Mögen auch die Schilderungen Napoleons durch die Sympathie für die Hauptfigur dieses Husarenstückes geprägt sein – für mich bleibt er ein Arschloch.
(Man möge mir diese Wortwahl verzeihen und ersteinmal das Buch lesen,)
Wir stoßen in der Weltgeschichte immer wieder auf Heldengestalten, Menschen die uns faszinieren und als Vorbild dienen und die sich, bei näherer Betrachtung als Menschen mit Schwächen und Fehlern herausstellen, die sie zwar als Helden nicht disqualifizieren, die ihnen aber jene Reinheit rauben, nach denen unserer jungenhafter Drang zur Idealisierung verlangt.

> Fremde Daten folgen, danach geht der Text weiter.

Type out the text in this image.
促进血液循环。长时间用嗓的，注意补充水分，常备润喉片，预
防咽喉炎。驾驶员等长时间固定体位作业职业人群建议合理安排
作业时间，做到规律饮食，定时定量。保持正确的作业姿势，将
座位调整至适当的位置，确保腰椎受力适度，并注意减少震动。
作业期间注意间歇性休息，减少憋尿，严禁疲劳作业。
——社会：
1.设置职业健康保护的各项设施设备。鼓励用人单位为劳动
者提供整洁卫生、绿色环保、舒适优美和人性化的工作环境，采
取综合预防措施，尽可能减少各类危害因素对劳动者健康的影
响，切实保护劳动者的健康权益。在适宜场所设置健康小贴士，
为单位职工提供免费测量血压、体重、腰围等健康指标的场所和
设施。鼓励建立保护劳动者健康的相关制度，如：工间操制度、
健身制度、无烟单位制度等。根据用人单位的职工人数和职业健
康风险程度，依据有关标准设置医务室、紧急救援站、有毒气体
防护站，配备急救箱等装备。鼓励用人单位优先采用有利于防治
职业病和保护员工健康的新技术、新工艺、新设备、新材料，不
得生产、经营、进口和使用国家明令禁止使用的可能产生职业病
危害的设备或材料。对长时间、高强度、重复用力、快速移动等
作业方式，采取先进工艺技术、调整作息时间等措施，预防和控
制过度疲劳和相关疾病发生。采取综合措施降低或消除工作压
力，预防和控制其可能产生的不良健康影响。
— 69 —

In Alex Dumas scheinen wir allerdings jenen Helden gefunden zu haben, dessen fiktiven Nachgestaltungen wir seit frühster Kindheit an so willig durch so manche Gefahr gefolgt sind. Und ebenso willig folgen wir diesen scheinbar makellosen Helden durch tatsächlich erlebte Abenteuer, welche der Autor immer wieder durch Augenzeugenberichte zu untermauern versteht. Mag die Begeisterung auch so manchen Zeugen der Ereignisse zu einer literarischen Überhöhung veranlasst haben so besteht für mich kein Zweifel an der menschlichen und charakterlichen Integrität des Alex Dumas.